I’m sort of looking for advice on what SHOULD my relationship look like in my early 20s? My parents met very young and have been married since they were my age !! So it’s just not an accurate model, I don’t know anybody else who’s been that lucky.
I don’t know if I am being grabby or entitled like other people have said. I don’t know what my life should look like right now. I go to work, I come home, I do my hobby (horse), I go to bed. Rinse and repeat. Is that normal!!

OP posts:
HarpSnail · 26/04/2025 22:15

OP, your post comes across as a weird combination of incredibly passive and also quite critical. He’s 31 and works hard — why on earth do you think going on holidays with his friends is ‘immature’? And, respectfully, no wonder he looks happier on holiday with his friends than with you if, at eight years younger and barely qualified for your career, you’re trying to rush him into building a house on your parents’ land, marrying and and having children in a multi-generational set up when you know that’s not something he wants…?

You want completely different things, you hardly ever have sex, and you’re not happy, sitting resentfully in your parents’ house while he’s away? Why not acknowledge it and end things?

StopStartStop · 26/04/2025 22:17

Not good, OP. You're the steady shag, he has no intention of taking things further.
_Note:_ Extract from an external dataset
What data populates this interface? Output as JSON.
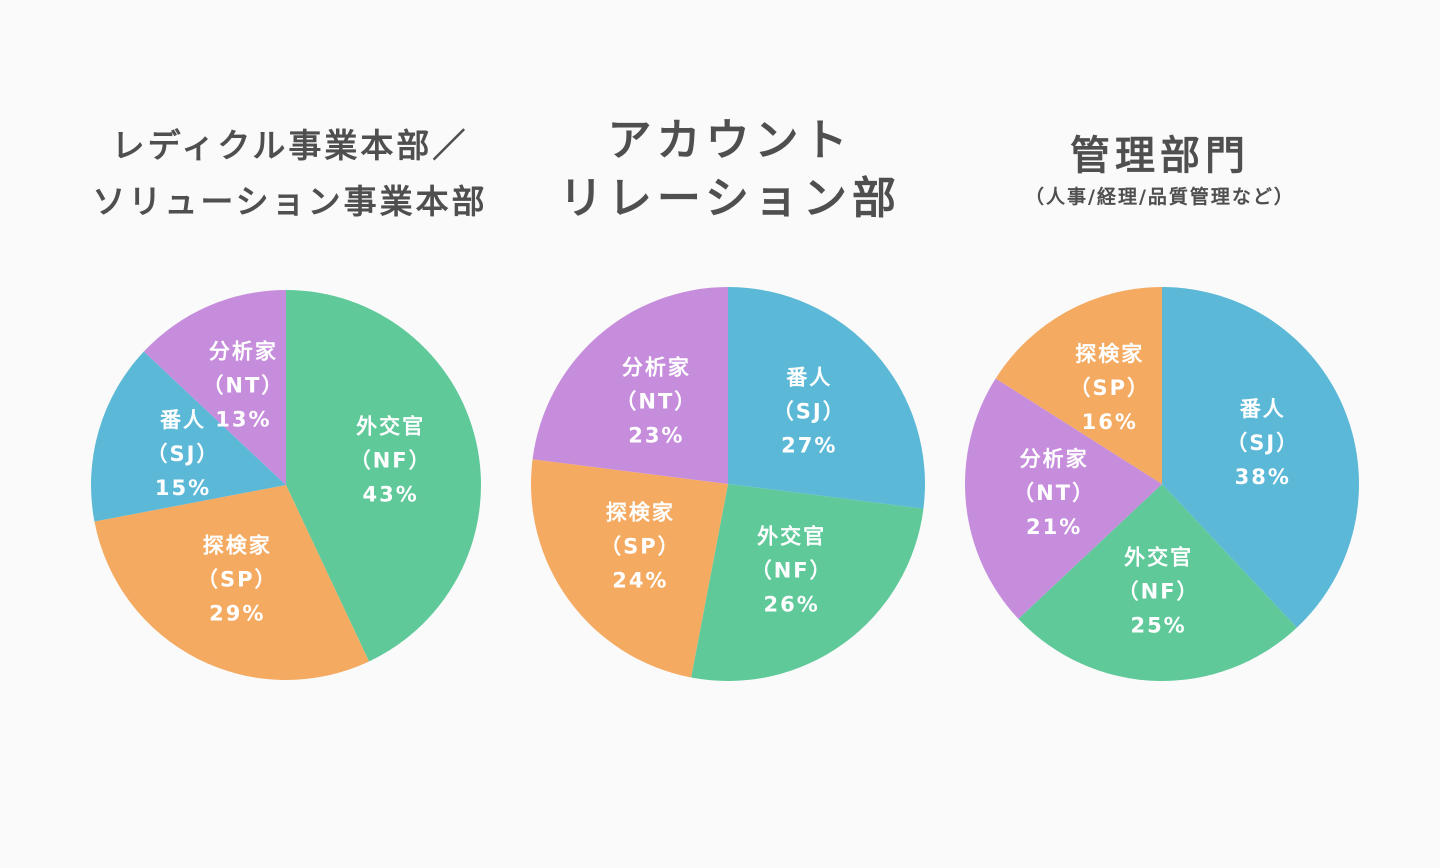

Sack him, spend some time and energy on yourself, finding out who you are as an adult.

SussexLass87 · 26/04/2025 22:19

WiseFinch · 26/04/2025 22:15

I’m sort of looking for advice on what SHOULD my relationship look like in my early 20s? My parents met very young and have been married since they were my age !! So it’s just not an accurate model, I don’t know anybody else who’s been that lucky.
I don’t know if I am being grabby or entitled like other people have said. I don’t know what my life should look like right now. I go to work, I come home, I do my hobby (horse), I go to bed. Rinse and repeat. Is that normal!!
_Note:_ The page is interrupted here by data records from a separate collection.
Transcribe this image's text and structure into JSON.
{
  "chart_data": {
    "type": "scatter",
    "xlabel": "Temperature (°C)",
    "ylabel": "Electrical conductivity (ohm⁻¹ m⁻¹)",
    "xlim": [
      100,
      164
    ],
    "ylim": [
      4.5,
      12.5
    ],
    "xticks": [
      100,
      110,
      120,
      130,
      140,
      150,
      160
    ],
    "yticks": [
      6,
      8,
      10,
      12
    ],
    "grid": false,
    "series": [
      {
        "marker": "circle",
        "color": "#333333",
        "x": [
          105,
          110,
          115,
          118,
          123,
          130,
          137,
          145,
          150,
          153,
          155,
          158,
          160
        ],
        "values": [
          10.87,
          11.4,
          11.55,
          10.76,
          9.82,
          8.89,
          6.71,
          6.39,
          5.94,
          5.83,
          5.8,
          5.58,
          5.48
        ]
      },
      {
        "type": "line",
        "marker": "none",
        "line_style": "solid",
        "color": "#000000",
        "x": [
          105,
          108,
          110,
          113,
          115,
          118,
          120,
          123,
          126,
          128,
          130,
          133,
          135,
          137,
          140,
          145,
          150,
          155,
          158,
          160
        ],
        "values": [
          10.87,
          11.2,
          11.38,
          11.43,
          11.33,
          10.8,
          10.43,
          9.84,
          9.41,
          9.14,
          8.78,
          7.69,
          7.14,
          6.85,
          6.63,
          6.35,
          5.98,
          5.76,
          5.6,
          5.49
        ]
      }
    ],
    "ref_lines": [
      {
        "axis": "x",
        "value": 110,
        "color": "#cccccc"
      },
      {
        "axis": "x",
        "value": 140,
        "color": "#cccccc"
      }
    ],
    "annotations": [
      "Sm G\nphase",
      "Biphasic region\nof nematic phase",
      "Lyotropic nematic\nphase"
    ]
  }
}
It should look like you're both on the same page. What that page is, that's up to you both. You might want the fun holidays with friends and together or you might want to settle down and have kids.

What matters is that you both want the same things and are working together for that.

It doesn't sound like you even talk to eachother about these things?

Starling7 · 26/04/2025 22:20

Move out into your own accommodation - even if it's a shared house. Relationships get very stale when you're living together. He's going out to have fun, which used to be you, but now you're part of the furniture because you moved in with him. Stop focusing on his life and focus on yours. If he's the right one, he'll wake up when you move out and start pursuing you again. If he's not then living in your own place will make the break up easier. Trust me, I wasted half a life time focused on partners, when actually people want to be with someone who is focused on their own life.

Glitchymn1 · 26/04/2025 22:20

You need to have a sit down conversation, you are both still very young- not be condescending you may know what you want, I get that but he’s still having fun. He probably isn’t looking for women- he’s got one. I’m just not sure you both want things, at the same time.

Ohnobackagain · 26/04/2025 22:22

@WiseFinch he needs to live away from home and not expect a woman to keep house. Does his Mum do all his washing etc at home? If so, he’ll expect you to take on that role.